Rick Claypool, der für die Verbraucherschutzgruppe KI-Chatbots untersucht hat Öffentlicher Bürgerwies darauf hin, dass Gesetze, die Online-Inhalte regeln, zwar für KI-Unternehmen gelten könnten, diese jedoch bisher weitgehend einer strengen Regulierung entgangen seien. Drew Crecente ist nicht der erste trauernde Elternteil, bei dem die persönlichen Daten ihres Kindes durch KI manipuliert werden: Auf TikTok imitierten Content-Ersteller mithilfe künstlicher Intelligenz die Stimmen und das Aussehen vermisster Kinder und drehten Videos, in denen sie von ihrem eigenen Tod erzählten, was bei Familien Empörung auslöste , berichtet Die Post letztes Jahr. „Es ist dringend erforderlich, dass Gesetzgeber und Regulierungsbehörden auf die tatsächlichen Auswirkungen dieser Technologien auf ihre Mitbürger achten. sagte Rick Claypool.
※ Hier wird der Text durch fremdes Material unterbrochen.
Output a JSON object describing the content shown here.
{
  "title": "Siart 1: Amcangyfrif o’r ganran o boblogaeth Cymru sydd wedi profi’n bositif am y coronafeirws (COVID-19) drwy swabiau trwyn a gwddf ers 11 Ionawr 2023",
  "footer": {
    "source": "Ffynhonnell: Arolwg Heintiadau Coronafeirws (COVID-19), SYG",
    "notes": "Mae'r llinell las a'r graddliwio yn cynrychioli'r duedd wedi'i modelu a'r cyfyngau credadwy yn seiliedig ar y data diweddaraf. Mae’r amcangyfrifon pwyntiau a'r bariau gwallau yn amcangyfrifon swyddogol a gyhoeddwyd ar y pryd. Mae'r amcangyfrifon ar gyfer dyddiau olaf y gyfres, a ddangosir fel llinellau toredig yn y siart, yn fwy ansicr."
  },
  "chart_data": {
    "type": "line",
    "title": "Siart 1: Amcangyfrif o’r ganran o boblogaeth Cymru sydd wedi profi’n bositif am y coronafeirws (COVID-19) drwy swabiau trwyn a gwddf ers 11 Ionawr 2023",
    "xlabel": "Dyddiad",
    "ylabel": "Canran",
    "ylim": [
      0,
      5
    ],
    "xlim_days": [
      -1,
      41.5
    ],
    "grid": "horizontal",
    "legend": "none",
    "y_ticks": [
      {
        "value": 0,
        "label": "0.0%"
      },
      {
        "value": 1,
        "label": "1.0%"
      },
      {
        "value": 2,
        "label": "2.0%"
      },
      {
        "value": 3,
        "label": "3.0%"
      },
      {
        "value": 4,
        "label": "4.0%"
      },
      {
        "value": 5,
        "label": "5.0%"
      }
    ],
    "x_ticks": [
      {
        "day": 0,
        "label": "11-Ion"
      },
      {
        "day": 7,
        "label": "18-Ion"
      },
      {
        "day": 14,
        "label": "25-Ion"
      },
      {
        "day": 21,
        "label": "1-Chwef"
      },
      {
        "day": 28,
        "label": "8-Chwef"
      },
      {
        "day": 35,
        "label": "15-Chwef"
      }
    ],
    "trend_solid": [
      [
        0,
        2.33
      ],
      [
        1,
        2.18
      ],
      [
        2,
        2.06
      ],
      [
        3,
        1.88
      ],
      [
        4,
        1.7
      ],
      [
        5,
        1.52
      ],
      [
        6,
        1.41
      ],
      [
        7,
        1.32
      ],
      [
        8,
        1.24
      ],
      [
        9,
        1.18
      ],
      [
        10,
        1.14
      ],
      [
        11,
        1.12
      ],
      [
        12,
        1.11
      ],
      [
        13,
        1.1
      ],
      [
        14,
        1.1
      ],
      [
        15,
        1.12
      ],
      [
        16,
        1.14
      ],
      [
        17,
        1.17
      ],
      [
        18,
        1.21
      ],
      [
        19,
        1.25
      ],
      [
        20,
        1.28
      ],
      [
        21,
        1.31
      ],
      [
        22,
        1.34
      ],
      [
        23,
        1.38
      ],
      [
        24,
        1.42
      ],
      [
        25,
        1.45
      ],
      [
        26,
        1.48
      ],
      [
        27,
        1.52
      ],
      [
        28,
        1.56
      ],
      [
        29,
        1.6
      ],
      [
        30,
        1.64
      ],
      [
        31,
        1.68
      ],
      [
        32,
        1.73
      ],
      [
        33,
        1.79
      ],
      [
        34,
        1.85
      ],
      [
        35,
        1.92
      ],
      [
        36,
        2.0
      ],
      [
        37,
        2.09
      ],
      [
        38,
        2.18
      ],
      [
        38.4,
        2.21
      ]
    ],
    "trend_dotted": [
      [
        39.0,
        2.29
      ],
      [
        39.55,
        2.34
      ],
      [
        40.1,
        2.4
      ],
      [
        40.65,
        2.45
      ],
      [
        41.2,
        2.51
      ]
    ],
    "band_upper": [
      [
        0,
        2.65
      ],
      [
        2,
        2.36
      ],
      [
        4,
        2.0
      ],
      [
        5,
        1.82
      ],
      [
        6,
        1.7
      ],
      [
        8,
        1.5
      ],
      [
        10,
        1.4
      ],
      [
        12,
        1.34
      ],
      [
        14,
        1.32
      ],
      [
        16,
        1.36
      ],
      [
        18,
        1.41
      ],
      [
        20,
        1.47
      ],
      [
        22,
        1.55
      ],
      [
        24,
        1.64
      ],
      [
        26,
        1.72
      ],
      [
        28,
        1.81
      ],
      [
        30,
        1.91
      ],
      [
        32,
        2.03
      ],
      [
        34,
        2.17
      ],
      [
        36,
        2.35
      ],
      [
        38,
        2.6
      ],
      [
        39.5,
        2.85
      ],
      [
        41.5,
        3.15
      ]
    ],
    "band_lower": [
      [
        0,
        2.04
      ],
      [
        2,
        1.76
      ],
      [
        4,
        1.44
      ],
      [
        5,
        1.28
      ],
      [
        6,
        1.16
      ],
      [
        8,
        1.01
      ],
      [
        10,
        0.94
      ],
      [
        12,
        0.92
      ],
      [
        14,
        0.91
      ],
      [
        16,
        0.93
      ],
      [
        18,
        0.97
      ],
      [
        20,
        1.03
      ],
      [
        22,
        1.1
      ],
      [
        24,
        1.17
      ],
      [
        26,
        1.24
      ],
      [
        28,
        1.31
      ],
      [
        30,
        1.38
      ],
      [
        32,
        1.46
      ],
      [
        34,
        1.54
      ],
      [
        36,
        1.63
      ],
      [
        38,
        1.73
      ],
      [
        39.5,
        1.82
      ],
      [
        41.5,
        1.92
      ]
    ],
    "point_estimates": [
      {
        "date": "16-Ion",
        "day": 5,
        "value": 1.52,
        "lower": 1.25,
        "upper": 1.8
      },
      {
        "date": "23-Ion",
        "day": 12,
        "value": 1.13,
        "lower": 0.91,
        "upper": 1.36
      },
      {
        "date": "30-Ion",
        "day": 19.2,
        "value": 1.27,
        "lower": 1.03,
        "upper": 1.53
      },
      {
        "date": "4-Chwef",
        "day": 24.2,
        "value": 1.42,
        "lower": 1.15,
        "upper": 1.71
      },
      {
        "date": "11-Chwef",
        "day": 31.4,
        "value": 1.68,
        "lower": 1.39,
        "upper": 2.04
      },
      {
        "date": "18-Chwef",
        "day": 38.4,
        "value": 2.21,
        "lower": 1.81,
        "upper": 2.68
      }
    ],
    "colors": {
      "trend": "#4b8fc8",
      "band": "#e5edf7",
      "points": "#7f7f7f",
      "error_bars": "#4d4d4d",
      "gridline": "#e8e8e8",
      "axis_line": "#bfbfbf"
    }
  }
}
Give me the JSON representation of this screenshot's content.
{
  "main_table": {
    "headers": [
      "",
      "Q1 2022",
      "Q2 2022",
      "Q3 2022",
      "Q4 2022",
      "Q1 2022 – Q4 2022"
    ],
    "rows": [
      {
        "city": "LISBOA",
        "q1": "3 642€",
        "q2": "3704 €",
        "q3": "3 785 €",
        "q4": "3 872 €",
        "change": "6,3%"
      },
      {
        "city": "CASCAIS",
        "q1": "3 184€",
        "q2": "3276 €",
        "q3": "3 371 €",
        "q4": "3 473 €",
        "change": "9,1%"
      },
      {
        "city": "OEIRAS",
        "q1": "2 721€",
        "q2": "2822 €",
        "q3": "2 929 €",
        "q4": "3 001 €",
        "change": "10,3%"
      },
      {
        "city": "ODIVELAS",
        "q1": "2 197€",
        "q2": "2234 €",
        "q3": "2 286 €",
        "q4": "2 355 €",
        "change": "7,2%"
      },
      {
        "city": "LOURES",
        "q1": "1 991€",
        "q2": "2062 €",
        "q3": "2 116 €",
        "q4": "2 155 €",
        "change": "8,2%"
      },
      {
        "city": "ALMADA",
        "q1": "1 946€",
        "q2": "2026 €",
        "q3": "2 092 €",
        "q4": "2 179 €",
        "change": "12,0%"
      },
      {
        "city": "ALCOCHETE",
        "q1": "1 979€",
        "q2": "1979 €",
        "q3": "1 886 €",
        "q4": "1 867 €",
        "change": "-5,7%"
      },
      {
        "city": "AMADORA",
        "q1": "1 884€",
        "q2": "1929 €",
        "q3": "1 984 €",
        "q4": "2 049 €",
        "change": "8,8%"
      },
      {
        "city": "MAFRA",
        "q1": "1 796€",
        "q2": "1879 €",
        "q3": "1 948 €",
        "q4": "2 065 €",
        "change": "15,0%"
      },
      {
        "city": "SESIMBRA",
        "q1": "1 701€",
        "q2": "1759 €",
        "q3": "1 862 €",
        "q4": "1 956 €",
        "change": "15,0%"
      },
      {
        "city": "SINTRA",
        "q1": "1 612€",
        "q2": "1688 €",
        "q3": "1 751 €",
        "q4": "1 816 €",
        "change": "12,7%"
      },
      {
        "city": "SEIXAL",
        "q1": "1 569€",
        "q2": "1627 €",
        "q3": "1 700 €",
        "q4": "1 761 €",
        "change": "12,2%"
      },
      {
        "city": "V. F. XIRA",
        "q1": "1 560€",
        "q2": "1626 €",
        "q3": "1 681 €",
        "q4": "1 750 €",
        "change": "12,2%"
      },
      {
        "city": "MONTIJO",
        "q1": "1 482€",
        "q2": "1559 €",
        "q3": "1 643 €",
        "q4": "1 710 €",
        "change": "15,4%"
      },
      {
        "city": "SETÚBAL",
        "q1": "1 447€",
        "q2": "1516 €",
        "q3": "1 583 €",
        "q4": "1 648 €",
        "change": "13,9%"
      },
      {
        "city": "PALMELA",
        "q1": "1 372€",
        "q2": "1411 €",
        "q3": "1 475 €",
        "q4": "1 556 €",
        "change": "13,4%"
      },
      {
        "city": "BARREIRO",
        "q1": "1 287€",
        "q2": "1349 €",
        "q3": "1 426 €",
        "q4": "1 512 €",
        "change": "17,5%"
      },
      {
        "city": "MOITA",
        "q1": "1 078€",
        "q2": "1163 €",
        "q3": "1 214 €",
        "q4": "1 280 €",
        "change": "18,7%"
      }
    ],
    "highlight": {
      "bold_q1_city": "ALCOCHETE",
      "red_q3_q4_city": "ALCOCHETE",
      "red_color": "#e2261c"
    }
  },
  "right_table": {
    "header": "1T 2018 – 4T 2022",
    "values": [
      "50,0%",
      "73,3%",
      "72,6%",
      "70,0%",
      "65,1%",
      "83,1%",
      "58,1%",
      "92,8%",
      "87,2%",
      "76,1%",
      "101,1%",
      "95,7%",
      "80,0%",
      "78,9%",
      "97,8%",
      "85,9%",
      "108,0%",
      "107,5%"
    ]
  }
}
Sie können nicht einfach auf Technologie-CEOs hören, wenn es um die Festlegung von Richtlinien geht. Sie müssen auf die Familien und Einzelpersonen achten, die verletzt wurden.“

Die Tortur verärgerte Drew Crecente – der in Texas nach Jennifers Ermordung erfolgreich Gesetze gegen Gewalt in Teenagerbeziehungen verabschiedet hatte – so sehr, dass er sich bereit erklärte, für eine neue Sache zu kämpfen. Er erwägt Gesetzesänderungen und möchte sich aktiver für Maßnahmen einsetzen, um zu verhindern, dass KI-Unternehmen den Familien anderer Opfer Schaden zufügen oder sie erneut traumatisieren. „Es beschäftigt mich so sehr, dass ich wahrscheinlich einige Zeit damit verbringen werde, herauszufinden, was getan werden muss, um das zu ändern.“ sagte Drew Crecente.

Originalartikel von Daniel Wu, veröffentlicht am 15. Oktober 2024 in der „Washington Post“

Dieser in der „Washington Post“ veröffentlichte Artikel wurde von „Libération“ ausgewählt. Es wurde mit Hilfe von Tools der künstlichen Intelligenz unter der Aufsicht unserer Journalisten übersetzt und anschließend von der Redaktion bearbeitet.